Applied Behaviour Analysis is widely recognised as an extremely effective form of teaching and therapy in assisting autistic children with their education and development, with the American Academy of Pediatrics reporting that, “children who receive early intensive behavioural treatment have been shown to make substantial, sustained gains in IQ, language, academic performance, and adaptive behaviour as well as some measures of social behaviour.”
Under the new plans, existing ABA schools will face significant changes to their structures, turning the schools into broader special-needs schools abolishing their current ABA-led and autism-specific structures, despite the fact that the Department has not made any formal evaluation of ABA teaching at any of the 13 schools nationwide since 2002.

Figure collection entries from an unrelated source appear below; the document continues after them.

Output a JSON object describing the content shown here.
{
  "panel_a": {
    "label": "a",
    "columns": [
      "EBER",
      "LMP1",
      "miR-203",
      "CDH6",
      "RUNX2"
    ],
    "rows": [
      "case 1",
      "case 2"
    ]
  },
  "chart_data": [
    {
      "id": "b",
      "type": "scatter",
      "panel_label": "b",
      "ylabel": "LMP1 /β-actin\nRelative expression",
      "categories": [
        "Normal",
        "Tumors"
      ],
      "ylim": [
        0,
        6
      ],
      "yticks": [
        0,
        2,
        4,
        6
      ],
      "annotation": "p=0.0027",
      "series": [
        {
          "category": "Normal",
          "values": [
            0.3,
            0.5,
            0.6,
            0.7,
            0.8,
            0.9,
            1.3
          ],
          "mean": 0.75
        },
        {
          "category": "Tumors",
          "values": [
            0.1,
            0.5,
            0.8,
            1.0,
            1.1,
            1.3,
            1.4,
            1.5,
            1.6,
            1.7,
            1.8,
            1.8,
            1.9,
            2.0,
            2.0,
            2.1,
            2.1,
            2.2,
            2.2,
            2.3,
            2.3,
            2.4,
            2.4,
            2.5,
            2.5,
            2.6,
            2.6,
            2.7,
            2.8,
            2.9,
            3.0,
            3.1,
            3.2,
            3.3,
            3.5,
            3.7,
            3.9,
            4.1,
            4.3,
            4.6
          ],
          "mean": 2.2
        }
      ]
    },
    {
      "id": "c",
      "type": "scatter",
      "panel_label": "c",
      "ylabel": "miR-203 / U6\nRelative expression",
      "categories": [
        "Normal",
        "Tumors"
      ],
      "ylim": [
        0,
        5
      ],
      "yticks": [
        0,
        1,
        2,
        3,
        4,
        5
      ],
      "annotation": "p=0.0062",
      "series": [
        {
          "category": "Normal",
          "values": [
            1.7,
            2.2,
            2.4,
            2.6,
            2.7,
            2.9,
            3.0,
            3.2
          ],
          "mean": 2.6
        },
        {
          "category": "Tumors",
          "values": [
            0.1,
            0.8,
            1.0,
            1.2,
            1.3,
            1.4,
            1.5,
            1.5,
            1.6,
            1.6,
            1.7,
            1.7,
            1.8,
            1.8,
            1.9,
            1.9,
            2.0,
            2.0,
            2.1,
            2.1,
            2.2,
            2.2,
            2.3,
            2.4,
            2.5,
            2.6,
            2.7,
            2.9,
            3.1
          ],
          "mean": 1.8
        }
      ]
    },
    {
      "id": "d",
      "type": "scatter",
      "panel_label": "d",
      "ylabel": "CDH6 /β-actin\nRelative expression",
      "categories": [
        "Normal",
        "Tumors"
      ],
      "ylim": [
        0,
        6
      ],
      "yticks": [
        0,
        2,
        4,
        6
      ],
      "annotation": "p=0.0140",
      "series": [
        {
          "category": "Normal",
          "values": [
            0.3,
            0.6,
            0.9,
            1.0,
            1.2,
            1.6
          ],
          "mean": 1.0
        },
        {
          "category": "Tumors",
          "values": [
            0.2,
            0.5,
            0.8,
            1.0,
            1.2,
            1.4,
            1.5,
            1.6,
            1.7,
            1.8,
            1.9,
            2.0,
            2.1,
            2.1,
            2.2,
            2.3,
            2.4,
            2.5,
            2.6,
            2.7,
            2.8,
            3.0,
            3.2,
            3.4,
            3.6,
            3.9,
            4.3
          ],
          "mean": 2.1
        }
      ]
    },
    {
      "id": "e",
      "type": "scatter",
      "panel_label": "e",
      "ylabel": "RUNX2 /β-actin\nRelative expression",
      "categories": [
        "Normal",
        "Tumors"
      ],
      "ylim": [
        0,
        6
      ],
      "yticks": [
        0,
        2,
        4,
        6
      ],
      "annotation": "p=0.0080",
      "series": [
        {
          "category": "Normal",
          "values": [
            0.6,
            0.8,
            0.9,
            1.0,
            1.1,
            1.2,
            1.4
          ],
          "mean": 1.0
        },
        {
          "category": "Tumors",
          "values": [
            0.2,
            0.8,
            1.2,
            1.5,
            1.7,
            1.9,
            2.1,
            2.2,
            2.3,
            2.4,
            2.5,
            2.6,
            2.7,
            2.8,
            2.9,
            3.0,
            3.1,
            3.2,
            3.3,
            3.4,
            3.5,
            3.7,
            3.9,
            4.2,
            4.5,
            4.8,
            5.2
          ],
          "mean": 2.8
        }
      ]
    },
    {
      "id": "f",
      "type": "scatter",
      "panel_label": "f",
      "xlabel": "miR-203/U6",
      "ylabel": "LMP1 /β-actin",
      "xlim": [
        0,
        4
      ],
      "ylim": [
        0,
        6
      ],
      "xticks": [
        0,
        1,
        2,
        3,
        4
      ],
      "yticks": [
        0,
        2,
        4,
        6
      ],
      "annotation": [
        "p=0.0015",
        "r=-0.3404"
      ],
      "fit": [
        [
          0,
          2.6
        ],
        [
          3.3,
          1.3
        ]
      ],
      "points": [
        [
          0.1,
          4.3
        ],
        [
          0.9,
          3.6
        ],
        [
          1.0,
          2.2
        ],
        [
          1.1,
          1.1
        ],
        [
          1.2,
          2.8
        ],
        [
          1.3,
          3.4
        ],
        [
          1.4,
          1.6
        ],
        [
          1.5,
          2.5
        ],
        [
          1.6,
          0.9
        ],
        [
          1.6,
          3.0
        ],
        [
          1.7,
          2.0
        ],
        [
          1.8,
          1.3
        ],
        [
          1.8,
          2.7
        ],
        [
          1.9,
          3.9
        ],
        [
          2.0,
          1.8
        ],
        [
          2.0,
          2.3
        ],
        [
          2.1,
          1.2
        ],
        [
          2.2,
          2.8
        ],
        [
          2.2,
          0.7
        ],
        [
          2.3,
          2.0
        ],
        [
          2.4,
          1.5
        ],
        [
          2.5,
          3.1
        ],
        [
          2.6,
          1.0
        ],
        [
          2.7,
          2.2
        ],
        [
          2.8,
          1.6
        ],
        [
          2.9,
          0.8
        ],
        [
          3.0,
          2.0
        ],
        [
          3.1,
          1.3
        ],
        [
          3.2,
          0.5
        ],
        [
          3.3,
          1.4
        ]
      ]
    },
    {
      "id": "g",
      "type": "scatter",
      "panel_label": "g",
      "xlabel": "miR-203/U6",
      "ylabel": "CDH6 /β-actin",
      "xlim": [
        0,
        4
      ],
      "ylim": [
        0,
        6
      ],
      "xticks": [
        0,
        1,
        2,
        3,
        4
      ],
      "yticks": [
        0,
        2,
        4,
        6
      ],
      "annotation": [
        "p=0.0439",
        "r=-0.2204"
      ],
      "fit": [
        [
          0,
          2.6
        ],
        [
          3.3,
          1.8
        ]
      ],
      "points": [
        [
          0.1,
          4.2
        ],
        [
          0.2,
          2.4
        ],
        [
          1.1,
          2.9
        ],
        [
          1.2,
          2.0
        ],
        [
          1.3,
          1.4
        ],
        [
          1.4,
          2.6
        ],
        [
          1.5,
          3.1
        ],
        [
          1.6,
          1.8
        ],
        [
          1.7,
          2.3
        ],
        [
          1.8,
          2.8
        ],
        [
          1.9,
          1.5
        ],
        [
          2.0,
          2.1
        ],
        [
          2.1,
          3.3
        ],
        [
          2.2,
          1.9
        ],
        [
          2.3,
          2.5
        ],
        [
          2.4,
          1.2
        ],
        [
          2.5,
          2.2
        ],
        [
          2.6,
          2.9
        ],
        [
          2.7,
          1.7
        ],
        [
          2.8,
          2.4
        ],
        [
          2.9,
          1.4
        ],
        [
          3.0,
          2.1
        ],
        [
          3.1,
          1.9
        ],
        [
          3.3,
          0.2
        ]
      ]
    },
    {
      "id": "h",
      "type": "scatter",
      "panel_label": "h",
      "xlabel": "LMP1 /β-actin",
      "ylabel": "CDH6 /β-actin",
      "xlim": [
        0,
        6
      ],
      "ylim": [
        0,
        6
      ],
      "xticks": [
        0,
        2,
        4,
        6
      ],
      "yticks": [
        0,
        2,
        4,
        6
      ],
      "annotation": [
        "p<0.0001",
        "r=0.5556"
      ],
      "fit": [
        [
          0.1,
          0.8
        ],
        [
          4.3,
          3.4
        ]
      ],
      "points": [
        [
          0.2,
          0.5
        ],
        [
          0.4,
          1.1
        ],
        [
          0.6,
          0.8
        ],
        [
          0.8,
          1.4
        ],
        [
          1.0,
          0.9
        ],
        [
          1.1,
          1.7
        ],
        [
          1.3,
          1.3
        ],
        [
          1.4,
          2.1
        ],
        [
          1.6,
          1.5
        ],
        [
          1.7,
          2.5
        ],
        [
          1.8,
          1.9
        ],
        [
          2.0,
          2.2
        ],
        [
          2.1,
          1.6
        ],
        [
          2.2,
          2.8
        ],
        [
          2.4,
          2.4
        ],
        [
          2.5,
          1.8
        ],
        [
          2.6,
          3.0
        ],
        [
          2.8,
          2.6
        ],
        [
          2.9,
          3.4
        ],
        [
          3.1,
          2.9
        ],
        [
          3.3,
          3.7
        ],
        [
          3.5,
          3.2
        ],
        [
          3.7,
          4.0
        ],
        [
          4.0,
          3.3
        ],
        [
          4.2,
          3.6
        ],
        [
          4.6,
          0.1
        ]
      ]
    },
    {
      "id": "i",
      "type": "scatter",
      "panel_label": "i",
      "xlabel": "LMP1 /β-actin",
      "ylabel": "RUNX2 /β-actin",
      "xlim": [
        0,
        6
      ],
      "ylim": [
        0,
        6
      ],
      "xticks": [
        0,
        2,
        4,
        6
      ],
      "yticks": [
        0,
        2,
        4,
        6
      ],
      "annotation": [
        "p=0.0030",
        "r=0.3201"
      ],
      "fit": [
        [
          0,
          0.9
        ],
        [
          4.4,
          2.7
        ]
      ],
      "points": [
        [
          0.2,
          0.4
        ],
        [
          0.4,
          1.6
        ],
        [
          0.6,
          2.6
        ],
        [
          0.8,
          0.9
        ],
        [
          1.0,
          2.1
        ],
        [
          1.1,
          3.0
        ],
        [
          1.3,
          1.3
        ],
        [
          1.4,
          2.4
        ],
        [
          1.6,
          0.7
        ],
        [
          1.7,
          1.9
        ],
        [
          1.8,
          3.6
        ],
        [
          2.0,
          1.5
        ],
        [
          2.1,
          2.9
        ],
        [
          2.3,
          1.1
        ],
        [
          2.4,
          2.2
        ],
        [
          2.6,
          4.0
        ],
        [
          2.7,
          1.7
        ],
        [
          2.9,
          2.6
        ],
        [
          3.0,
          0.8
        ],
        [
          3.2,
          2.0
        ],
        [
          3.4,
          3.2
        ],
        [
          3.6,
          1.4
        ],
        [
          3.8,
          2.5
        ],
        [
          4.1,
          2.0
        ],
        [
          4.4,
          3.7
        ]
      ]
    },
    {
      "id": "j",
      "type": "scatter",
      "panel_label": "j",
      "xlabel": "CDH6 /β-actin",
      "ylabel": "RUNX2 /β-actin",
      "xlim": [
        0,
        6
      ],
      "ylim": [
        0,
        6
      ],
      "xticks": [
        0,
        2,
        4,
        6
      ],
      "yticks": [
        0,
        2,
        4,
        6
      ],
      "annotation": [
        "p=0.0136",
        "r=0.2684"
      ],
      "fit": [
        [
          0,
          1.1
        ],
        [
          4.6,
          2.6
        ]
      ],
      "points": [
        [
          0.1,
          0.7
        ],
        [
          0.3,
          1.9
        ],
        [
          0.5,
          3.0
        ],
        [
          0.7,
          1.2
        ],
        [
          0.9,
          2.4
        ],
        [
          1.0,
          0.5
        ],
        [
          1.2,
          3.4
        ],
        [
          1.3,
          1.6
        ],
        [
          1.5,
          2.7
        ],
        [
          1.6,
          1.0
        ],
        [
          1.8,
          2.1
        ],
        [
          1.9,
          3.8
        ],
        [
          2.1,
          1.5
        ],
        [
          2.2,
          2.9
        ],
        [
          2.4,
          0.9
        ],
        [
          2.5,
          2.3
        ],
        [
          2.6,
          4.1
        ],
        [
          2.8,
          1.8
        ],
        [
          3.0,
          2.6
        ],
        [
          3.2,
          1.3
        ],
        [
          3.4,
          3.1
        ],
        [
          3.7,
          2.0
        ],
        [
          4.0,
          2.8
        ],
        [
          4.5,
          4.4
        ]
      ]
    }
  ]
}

If the Department’s proposals go ahead, the current ABA tutors will be replaced by standard primary school teachers, many of whom who will not be equipped to deal with children with autism. While tutors will be given the option to become Special Needs Assistants (SNAs), they will be unable to teach and will become SNAs for all pupils and not just those with autism and it’s likely that there will a job losses at a certain point. This will completely undermine the one-to-one approach that is necessary for ABA.
These changes will limit the opportunities and potential that children with autism can have when they are given the necessary support and assistance. Other pupils can also potentially have their learning experience undermined if teachers and SNAs are unable to provide adequate support to all children in the classroom, as is likely to be the case if ABA students are “mainstreamed” into larger classes. As it stands, our special-needs system is already understaffed and underfunded.
The Department has ridden roughshod over the opinions and concerns of parents and staff. While the Boards of Management of 12 of the schools have accepted the Department’s “offer”, to the opposition of parents and staff, it has been made very clear that refusal would jeopardise the continued funding and existence of the schools.
This is a blatant attack on one of the most vulnerable sections of society. Instead of cutting back on education funding, we need massive investment to reduce pupil/teacher ratios, to provide an adequate number of SNAs as well as investment in speciality teaching like ABA to deal with increasing number of child being diagnosed with disorders like autism.